What Ass Clown Brewing Company lacks in production size is made
up in its wide range of mind-bending flavors and styles. Queen City Brewers Festival visited owner Matt Glidden at his nondescript brewery in Cornelius and was treated to a lineup of samples that would challenge the most sophisticated and curious of craft beer palates. All that was missing was a mad scientist lab coat.

A big part of your mission is to use local organic ingredients in all your beers; you also grow your own hops. What would it take for Ass Clown to become a farmer-brewer and why is it important to you to use local ingredients?

The farm idea is something that’s definitely in my planning. Unfortunately, it’s not as easy as it sounds picking up and moving to a new location; the TTB (Alcohol and Tobacco Tax Trade Bureau) is very thorough in their ways. So it will be a two-part process for me: first we’ll move into a larger production facility for three to five years, and then I’ll be looking for an area where I can have around 5-10 acres of land to grow my hops and some organic fruits and vegetables.
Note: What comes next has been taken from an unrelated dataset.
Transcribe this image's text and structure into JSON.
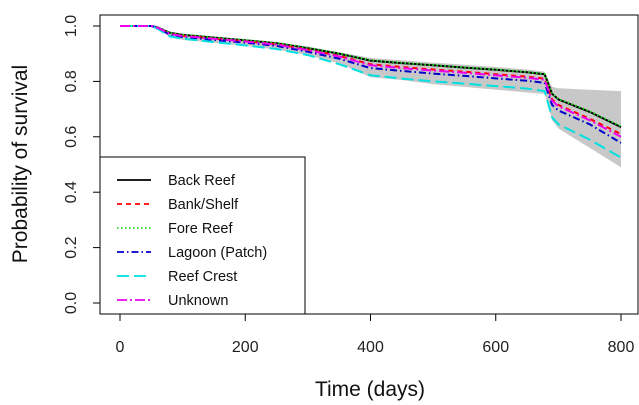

Think of a tasting room where you’ve got hops vines winding around trellises; the smell, the look and feel will give you the complete experience that should come with visiting a brewery.

Bottom line is I want to know what’s in my beer. I’ve seen and read too much about crap like nitrates and preservatives being added to some beers. Eventually, I’d like to personalize my bottles with each batch number and the beer’s ingredients. I do some pretty complex beers so for people to see exactly what their drinking would be pretty cool.
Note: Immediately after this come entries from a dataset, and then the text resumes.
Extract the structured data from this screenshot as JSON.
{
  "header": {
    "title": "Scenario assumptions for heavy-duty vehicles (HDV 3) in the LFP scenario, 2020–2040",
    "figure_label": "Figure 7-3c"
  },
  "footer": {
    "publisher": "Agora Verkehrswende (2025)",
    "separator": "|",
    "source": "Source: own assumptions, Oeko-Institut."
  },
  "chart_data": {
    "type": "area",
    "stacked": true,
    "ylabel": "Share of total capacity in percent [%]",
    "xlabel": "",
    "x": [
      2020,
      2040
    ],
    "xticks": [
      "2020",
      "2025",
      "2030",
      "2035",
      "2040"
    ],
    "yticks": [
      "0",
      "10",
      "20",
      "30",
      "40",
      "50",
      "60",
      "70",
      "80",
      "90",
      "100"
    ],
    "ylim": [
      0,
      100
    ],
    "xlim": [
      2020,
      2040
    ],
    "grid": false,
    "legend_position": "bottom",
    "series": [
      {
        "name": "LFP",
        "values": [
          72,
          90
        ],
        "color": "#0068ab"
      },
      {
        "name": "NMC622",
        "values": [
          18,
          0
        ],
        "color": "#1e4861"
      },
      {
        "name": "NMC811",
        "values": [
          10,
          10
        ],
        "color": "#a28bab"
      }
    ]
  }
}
What is the most challenging beer you’ve ever made?

There are two beers I’ve made that qualify as having “the most challenging” distinction. One is a buttered dough cinnamon beer. The butter (yes, real butter) works against the yeast, but I found a way to make them work together. The other is a black lager made with paradise seed and spruce oil. It must have taken me a good five or six times to get it right and I ended up using an eighth of the spruce oil I thought I’d need. Another challenging beer, because it’s so time consuming, is my wet-hopped beer. It’ll take me four and a half hours to do a normal 20-gallon batch, but with wet hops that’ll bump it up to close to seven hours.
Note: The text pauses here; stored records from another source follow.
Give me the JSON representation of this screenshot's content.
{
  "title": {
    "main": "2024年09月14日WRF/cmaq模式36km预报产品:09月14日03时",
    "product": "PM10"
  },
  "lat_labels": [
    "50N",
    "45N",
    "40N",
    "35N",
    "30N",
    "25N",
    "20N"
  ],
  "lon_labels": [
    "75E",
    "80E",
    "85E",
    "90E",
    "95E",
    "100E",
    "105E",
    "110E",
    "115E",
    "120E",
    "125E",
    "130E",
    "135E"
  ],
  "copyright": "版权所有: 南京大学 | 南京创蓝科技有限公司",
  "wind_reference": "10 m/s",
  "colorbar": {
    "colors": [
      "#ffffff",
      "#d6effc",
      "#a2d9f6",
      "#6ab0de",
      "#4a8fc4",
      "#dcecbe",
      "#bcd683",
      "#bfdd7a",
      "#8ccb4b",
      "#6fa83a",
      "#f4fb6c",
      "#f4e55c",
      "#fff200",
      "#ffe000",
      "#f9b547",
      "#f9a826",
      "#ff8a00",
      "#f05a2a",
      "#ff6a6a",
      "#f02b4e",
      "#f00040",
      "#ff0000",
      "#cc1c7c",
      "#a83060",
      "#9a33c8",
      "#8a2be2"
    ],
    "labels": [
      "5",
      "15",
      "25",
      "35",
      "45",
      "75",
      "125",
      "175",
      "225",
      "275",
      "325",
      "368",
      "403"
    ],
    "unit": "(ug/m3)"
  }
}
Why has Charlotte become such a popular place to open a brewery and what’s your relationship with other breweries in the area?

It’s funny; you know you don’t meet too many people that are from Charlotte. I’m originally from Vermont and I ask people who visit my brewery where they’re from. I get a lot of folks from New York, Connecticut, Pennsylvania, Virginia so that tells me we have a good mixture of people with different beer backgrounds that are looking for good beer. Plus Asheville has set the stage for craft beer in North Carolina nicely and Raleigh is really taking off too.

The folks at the other breweries have all been great. Suzie and Todd at NoDa Brewing are super nice, same with the Birdsong crew, Jon at Four Friends has helped me out in the past, Terry at Kind Beers has let me pick his brain and the owner at Skull Coast seems really cool.

Fellow Vermonter, Sean Lawson of Lawson’s Finest Liquids won the National IPA Champion of the Year contest last year. What would that honor mean to Ass Clown Brewing Company and where does the inspiration come from in creating your beers?

Sure, we all like to be recognized and receive awards, but I don’t enter contests specifically to rack up medals and ribbons. I think it’s the owner’s taste that dictates the kinds of beers he makes and I am all over the map when it comes to flavors and styles. Some people say you need two or three standard beers or a flagship and I just don’t agree with that. But hey, call me hard-headed, I’m going to find out for myself if I can keep it up when I get to a larger scale.

I’m constantly searching for the perfect beer. At this point I’ve done about 60 or so and have no plans to stop experimenting with new recipes and refining my catalog. You can create a great beer even through mistakes. But the source of inspiration comes from food. I’m really big on the aroma of beer, so I’ll try to trap your nose and not so much your palate. What I mean by that is some real aromatic beers for example end up tasting too sweet and it’s a chore just to get through half of it. I want a beer that has those aroma qualities, but allows you to still enjoy more than one.

What advice would you offer someone starting a brewery and what’s your vision for Ass Clown?

You’ve got to go with your gut instinct. No matter what business you’re in people are going to tell you there’s a certain way to do it or not do it at all (laughing). It’s important to love what you’re doing. I absolutely love brewing and no matter how many hours I work, it’s not work. I think you also have to start small and work your way into a bigger operation. It’s nice too if you have some supplemental income, which is why I’m still operating my mortgage business.

I’d like to get my business to say the size of a Dogfish Head. If I have to start compromising my recipes and ingredients I’ll know I’ve reached my limit. I got some perspective a while back when I was talking with the head brewer at Stone Brewing Co. and he operates on a 140-barrel system. They were starting an off-shoot on a 10-barrel and you could tell he was giddy to get back to more of the experimental beers. Put it this way, the beer I make you’ll find at places like Common Market and Total Wine and not next to the cases you’d find at a Food Lion or Harris Teeter.